Open ssinhaleite opened 11 months ago

ssinhaleite commented 11 months ago

Currently the only networks that are supported are sequential models. The chips in fact support branched architectures. The use of this feature is unfortunately limited by proper software support.

The target would be to support a range of network structures as listed below:

Two independent networks:

graph TD;
 A --> B;
 B --> C;
 C --> D;
 E --> F;
 F --> G

Two networks with merging outputs

graph TD;
 A --> B;
 B --> C;
 C --> D;
 E --> F;
 F --> G;
 G --> H;
 D --> H;

A network with a merge and a split

graph TD;
 A --> B;
 B --> C;
 C --> D;
 B --> F;
 F --> G;
 G --> H;
 D --> H;

A network with residual connections:

graph TD;
 A --> B;
 B --> C;
 C --> D;
 A --> E;
 D --> E;
 E --> F;

And finally a complex network structure.

graph TD;
 A --> B;
 A --> C;
 C --> D;
 C --> E;
 B --> D;
 D --> F;
 E --> F;

A special module/layer type that support branched data paths might be useful to try these types of architectures.

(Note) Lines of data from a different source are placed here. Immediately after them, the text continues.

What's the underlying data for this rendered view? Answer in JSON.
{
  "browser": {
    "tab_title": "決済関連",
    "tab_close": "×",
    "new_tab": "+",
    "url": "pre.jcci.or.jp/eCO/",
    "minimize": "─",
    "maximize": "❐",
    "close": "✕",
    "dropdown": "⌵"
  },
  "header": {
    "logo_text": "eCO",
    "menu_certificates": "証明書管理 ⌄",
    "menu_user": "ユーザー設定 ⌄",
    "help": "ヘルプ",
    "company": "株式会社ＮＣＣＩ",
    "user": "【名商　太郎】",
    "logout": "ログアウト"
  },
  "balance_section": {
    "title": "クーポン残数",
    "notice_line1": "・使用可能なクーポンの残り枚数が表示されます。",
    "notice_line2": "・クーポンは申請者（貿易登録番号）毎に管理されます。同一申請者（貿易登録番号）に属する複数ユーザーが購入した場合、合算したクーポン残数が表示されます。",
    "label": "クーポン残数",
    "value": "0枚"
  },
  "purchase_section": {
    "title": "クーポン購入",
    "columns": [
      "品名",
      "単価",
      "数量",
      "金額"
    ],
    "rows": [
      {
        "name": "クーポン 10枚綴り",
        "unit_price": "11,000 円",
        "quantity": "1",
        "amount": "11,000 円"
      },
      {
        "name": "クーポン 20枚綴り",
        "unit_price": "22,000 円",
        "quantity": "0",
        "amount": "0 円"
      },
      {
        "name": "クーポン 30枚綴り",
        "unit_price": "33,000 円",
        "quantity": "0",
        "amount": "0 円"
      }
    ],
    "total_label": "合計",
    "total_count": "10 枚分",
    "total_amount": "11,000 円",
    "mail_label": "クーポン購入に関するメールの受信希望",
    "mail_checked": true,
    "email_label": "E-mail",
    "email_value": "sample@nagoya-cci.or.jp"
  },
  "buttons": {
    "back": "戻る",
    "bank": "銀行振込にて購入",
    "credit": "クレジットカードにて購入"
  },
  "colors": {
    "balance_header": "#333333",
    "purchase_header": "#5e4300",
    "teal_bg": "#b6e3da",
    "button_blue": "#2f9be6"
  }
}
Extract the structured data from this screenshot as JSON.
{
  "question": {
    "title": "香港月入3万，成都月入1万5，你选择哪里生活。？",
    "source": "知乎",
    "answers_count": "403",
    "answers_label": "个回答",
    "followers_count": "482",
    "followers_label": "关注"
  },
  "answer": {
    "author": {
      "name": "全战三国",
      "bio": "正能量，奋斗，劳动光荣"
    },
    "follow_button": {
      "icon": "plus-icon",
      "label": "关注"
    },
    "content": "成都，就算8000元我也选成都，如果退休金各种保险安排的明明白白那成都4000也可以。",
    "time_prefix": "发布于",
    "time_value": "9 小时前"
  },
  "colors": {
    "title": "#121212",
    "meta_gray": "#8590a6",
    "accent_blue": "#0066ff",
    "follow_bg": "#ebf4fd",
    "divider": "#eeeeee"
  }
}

Current proposal: Use a Branched module that then has child sequential objects and merges their output at the end. The issues with such a construct is it doesn't support models that have two independent submodules that do not merge. So this is not the ideal solution.

bauerfe commented 9 months ago

@sheiksadique what's the current state of your graph extraction algorithm? Is it feasible to apply it to this issue?

sheiksadique commented 9 months ago

It should in principle be possible with NIR or NIRTorch utilities but it requires some work and isn't a simple plug and play. We will need to modify the current implementation (which assumes sequential everywhere) dramatically.